The recent “misleading information” shared in the public domain by Burmans are not only far from the truth, but can best be described as false claims without evidence, REL Board and its independent directors said in a statement here.

Such misinformation impacts shareholder value and erodes confidence in Indian corporate ethic, and must be dealt with immediately with the highest level of urgency, the REL Board added.

Professionally-managed company

“We are a professionally-managed company, governed by the regulators of our country with the deepest of scrutiny. We must trust the regulators and the process and allow the company to operate to its full potential,” the REL Board said.

The Board and the management are committed to the highest levels of governance, ethics and integrity, the statement added.

The Burman Family had on Wednesday called for an investigation into the allotment of 2.14 crore stock options of Religare Finvest to its CMD Rashmi Saluja, noting that it constituted 8.17 per cent stake of the current equity capital. Religare Finvest is a material subsidiary of REL.

The investigation was called for as regards violation of SEBI Takeover Code in the wake of the special resolution getting passed at the AGM on September 26, a day after the Burman family announced an open offer for acquiring additional 26 per cent stake in REL.

Terming the “allotment” as “unfortunate,” the Burman Family, the largest shareholder of REL, in which it collectively owns 21.24 per cent through its entities, said the process “raises a question mark on the management and the independence of the independent directors” of the diversified financial services firm.

Inflection point

REL Board, however, on Wednesday refuted the allegation of SEBI Takeover Code violation, asserting that no new securities were issued to Saluja, but only an enabling resolution for shareholders’ approval was passed on September 26 at the RFL AGM.

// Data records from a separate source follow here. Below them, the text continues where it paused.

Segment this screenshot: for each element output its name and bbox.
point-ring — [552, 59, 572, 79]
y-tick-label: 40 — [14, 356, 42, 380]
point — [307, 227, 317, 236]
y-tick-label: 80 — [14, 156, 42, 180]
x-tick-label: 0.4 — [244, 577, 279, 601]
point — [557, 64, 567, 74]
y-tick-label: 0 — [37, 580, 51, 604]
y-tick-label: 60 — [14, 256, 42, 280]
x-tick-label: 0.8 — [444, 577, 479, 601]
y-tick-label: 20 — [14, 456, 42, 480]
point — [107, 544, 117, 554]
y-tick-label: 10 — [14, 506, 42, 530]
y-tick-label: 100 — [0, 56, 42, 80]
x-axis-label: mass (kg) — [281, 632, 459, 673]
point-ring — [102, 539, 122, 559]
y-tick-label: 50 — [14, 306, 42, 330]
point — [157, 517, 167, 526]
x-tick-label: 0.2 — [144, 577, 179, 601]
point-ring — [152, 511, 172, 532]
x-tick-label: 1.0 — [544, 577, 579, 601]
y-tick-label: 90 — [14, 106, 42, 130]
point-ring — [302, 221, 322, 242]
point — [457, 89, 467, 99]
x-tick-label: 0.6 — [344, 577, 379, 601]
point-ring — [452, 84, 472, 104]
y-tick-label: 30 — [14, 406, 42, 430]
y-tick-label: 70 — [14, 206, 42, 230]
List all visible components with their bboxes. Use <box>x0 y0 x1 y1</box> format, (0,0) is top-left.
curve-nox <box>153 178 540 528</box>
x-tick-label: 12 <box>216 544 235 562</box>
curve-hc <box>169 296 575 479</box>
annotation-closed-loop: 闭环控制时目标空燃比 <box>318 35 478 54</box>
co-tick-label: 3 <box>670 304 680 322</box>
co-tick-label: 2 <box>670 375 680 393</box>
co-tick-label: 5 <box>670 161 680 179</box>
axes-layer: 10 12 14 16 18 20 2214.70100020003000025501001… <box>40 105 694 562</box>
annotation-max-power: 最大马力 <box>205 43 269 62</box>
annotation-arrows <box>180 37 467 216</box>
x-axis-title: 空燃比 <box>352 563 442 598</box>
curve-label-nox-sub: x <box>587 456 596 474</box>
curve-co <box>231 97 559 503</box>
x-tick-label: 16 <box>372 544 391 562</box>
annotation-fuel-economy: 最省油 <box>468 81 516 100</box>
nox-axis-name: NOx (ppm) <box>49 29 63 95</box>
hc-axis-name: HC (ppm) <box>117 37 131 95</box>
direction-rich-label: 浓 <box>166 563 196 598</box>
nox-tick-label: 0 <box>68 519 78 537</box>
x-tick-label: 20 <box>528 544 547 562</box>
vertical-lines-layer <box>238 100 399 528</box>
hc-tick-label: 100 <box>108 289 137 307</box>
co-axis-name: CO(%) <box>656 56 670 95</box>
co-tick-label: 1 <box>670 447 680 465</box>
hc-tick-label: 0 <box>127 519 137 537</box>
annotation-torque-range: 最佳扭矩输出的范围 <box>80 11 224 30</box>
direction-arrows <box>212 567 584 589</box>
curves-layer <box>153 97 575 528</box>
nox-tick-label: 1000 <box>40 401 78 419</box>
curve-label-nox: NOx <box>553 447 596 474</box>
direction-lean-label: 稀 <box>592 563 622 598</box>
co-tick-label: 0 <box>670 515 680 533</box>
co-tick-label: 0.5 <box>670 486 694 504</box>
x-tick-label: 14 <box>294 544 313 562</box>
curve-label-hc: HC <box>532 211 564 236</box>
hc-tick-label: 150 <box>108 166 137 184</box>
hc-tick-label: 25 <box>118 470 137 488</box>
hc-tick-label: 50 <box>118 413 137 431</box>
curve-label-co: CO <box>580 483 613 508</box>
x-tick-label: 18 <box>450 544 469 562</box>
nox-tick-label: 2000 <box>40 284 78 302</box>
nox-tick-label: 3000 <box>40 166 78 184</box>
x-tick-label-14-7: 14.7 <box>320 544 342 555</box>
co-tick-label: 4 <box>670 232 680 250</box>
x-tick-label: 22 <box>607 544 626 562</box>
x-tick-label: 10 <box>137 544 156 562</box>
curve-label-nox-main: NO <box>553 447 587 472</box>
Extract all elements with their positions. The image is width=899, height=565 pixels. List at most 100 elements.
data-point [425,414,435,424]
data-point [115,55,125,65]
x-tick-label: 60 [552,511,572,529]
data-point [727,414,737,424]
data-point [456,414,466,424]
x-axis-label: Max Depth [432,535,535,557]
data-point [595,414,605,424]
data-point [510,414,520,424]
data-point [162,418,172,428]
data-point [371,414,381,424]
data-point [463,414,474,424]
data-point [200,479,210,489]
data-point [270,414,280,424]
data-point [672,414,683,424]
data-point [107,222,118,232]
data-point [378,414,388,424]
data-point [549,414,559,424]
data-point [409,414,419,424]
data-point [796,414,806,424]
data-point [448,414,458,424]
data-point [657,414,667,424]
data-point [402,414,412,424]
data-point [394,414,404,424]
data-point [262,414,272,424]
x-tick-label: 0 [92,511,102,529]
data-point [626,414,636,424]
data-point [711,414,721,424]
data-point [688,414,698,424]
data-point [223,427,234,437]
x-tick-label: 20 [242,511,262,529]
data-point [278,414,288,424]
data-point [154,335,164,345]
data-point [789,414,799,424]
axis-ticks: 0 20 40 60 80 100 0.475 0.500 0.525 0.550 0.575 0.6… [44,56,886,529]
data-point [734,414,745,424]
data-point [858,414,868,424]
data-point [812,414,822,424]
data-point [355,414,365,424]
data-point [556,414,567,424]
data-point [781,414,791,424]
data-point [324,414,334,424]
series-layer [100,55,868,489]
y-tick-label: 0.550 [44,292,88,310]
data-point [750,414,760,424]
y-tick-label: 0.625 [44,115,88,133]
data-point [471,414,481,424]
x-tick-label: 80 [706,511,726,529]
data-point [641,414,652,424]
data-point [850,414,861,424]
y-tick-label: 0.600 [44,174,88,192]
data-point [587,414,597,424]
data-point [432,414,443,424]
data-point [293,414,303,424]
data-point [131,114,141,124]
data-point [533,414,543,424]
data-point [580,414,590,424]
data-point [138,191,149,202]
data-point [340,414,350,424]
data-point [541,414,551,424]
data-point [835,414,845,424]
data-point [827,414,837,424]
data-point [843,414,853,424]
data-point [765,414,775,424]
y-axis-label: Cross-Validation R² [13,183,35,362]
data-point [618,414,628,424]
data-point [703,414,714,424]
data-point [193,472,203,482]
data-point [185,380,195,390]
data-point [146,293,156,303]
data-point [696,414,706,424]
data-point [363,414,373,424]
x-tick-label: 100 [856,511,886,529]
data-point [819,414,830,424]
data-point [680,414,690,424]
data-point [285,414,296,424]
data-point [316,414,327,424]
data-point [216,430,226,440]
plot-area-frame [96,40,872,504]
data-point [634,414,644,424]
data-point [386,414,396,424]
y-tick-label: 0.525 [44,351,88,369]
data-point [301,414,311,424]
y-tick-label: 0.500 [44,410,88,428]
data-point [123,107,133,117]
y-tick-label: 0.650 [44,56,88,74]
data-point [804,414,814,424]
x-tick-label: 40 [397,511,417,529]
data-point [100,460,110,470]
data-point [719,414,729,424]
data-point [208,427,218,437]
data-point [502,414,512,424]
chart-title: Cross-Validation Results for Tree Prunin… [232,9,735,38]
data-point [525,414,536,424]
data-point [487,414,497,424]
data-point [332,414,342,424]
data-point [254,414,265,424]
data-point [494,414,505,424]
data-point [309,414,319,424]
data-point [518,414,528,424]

Meanwhile, REL Board on Thursday said that Religare is at an inflection point due to the tireless efforts of the Board and the management over the last five years. 

A historic revival and one-time settlement of RFL was completed through organic collections and payments of more than ₹9,000 crore made to the country’s banking system. 

As a result of the overall growth of all businesses, the company’s market capitalisation has remarkably increased to about a billion dollars from a low of under $100 million in March 2018, REL Board said.